By far, the biggest way to design for failure is in the social dynamics of the team. Broken teams, where personal egos are an essential production component, are by far the fastest way to crash. It is painful to be in a team where the structure of the team precludes the prevalence of good ideas and the persistence of bad ones.

Yet, it's not hard to fix. Every team needs to take to heart Patric Lencioni's book The Five Dysfunctions of a Team. In his book, which is a remarkable fictional tale of how a wise leader was able to reinvigorate a management team to function better, he cites the following problems:

  1. Absence of trust - doubts about the integrity of the team;
  2. Fear of conflict - preferring to let lingering doubts persist rather than engaging;
  3. Lack of commitment - not fully engaging;
  4. Avoidance of team accountability - turning a blind eye on poor performance;
  5. Inattention to team objectives - not caring about what the team should be focused on.

If I was to design a team I would put so much emphasis on making sure that I get 100% engagement by creating the environment that all can speak up.

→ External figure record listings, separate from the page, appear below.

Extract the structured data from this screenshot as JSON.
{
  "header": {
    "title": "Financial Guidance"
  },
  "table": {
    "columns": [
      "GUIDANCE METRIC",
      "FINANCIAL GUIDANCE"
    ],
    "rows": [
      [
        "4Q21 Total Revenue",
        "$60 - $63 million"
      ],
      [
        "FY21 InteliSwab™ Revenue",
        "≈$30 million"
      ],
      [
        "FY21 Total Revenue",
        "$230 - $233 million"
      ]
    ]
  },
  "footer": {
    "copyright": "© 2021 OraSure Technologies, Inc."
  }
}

No sacred cows - not even myself. The highest priority is on good ideas and those tend to emerge from frontline team members.

Also, job titles and fixed job roles are the bane of team destruction. Teams should be fluid. Everyone should be available - subject to their interest in learning - to take on any task. Work should be organised around goals, at most one at any given time. Work should be organised so that there are work queues linked in such a way that transition from each queue to another to lead to operationalisation of the task. Let me outline this in a bit more detail.

Consider three queues: design, engineering and production.

Tasks in the design queue are raw unqualified tasks. Every design task results in one or more engineering tasks. To do this requires that a system design capturing the needs of the target users as well as a project design on how the system design will be produced. This will necessitate numerous hours of user studies to deeply understand the design problem.

The system design paints broad strokes about what should be delivered. For example, one design requirement could be that the upper limit of processing time for a certain input is one second. It is the responsiblity of the engineering queue to discover how to deliver on these requirements in such a way that the solution, usually rough and ready, is also fully tested. This may involve writing benchmarking tests, using an alternative performance language and so on - tasks which require more than ordinary development skill. Once all system design tasks that require engineering input have received this, the tasks may now move on to the production queue.

The production queue is like any assembly line. It involves operational tasks - well-defined, standard, routine tasks that don't require special engineering insight, as well as final testing to verify that the final product works to specifications. Nearly every aspect of production should rely on some form of automation to make it as streamlined as possible. The standard nature of the work is what makes this queue open to any team member and adding more team members can greatly enhance the pace of delivery.